Solving arithmetic tasks is a simple and fundamental skill, yet modern Large Language Models (LLMs) have great difficulty with them. We introduce the Integrated Gated Calculator (IGC), a module that enables LLMs to perform arithmetic by emulating a calculator on the GPU. We finetune a Llama model with our module and test it on the BigBench Arithmetic benchmark, where it beats the State of the Art, outperforming all models on the benchmark, including models almost two orders of magnitude larger. Our approach takes only a single iteration to run and requires no external tools. It performs arithmetic operations entirely inside the LLM without the need to produce intermediate tokens. It is computationally efficient, interpretable, and avoids side-effects on tasks that do not require arithmetic operations. It reliably achieves 98\% to 99\% accuracy across multiple training runs and for all subtasks, including the substantially harder subtask of multiplication, which was previously unsolved.
Paper Structure (17 sections, 4 figures, 3 tables)

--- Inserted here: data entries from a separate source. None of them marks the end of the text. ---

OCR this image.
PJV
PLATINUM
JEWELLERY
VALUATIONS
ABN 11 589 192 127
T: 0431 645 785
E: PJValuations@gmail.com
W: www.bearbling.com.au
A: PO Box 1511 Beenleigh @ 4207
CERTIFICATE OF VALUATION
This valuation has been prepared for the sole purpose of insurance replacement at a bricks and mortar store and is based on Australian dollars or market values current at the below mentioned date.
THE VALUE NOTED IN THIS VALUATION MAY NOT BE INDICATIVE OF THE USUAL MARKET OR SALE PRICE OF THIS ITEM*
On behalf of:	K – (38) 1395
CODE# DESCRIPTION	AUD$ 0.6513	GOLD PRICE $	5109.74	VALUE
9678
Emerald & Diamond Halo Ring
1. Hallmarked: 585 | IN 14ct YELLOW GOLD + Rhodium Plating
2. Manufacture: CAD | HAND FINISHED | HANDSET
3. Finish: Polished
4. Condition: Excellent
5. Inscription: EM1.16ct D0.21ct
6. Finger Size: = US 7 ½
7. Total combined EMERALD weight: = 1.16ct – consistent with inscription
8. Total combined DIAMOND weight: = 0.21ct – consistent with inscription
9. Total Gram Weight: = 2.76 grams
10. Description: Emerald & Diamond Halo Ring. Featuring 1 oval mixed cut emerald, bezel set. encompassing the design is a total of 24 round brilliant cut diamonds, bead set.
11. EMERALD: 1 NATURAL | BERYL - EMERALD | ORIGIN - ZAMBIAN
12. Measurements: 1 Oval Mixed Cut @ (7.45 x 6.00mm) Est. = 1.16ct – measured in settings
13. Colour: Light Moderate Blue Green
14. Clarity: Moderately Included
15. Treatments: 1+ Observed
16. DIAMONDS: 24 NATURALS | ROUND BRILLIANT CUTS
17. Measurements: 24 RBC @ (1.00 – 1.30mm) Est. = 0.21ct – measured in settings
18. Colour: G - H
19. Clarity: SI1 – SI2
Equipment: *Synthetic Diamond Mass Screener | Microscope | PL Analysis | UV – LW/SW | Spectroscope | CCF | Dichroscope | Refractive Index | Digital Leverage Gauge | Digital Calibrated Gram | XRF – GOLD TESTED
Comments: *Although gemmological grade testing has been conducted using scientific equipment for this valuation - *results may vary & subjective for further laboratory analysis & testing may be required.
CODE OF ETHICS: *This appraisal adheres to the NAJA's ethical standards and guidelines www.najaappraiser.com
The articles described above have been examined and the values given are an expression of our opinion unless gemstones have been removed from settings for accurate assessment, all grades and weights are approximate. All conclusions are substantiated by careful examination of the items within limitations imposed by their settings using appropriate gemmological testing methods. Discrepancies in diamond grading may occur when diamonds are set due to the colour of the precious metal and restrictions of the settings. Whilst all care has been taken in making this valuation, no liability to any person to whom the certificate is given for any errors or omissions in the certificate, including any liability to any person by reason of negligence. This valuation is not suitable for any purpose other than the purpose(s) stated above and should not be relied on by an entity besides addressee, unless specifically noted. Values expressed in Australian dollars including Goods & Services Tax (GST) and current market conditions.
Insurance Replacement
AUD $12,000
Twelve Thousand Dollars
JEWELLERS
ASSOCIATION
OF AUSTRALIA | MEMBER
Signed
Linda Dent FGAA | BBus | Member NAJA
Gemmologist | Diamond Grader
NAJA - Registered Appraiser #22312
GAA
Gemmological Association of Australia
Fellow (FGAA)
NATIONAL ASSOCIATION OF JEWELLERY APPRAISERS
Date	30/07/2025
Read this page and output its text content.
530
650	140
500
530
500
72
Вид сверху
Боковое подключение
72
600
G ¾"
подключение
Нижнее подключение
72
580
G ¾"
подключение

This paper contains 17 sections, 4 figures, 3 tables.

Figures (4)

  • Figure 1: Examples of arithmetic tasks.
  • Figure 2: Left. The IGC is inserted into a pretrained LLM after a fixed layer, in this case layer 1. It modifies the output produced by that layer. Right. During training, the IGC takes the latent activations produced by the layer as its inputs and splits them into two parts: Before and after the anchor token $T_t$ at time step $t$, which has a special role for argument selection. The IGC comprises three components, two of which are trainable submodules: The Input Mapping submodule (Figure \ref{['fig:architecture-details']}, left) uses the tokens before $T_t$ to extract the arithmetic task from the text and to format it for the calculator. It is trained through an auxiliary loss. The calculator itself is emulated on the GPU through a sequence of non-differentiable tensor operations. It is not a trainable component. The Output Mapping submodule (Figure \ref{['fig:architecture-details']}, right) uses the results of the calculator to modify the tokens after $T_t$. It is trained by the LLM's normal loss function. Note that this image shows the training process using teacher forcing. During inference, the Input Mapping and the calculator are executed only on the iteration when the anchor token arrives. Their outputs are cached and reused on subsequent iterations.
  • Figure 3: Left. The Input Mapping submodule takes variable-length textual embeddings and extracts the numbers and operator as fixed-length categorical data. The operands and operator are produced as probability distributions over possible digit values for each digit. Calculator (not shown). The calculator discretizes the distributions produced by the Input Mapping submodule by sampling the most probable number and operator. It then emulates the arithmetic operation. The resulting number is formatted using one-hot encoding. Right. The Output Mapping submodule uses the fixed-length output of the calculator to modify each of the output tokens. This uses a separate learned gating weight for each token so that it can easily learn to leave tokens unchanged.
  • Figure 4: The accuracy of various architectures on the BigBench Arithmetic benchmark as training proceeds. Multiple lines with the same color correspond to different random seeds for the same architecture.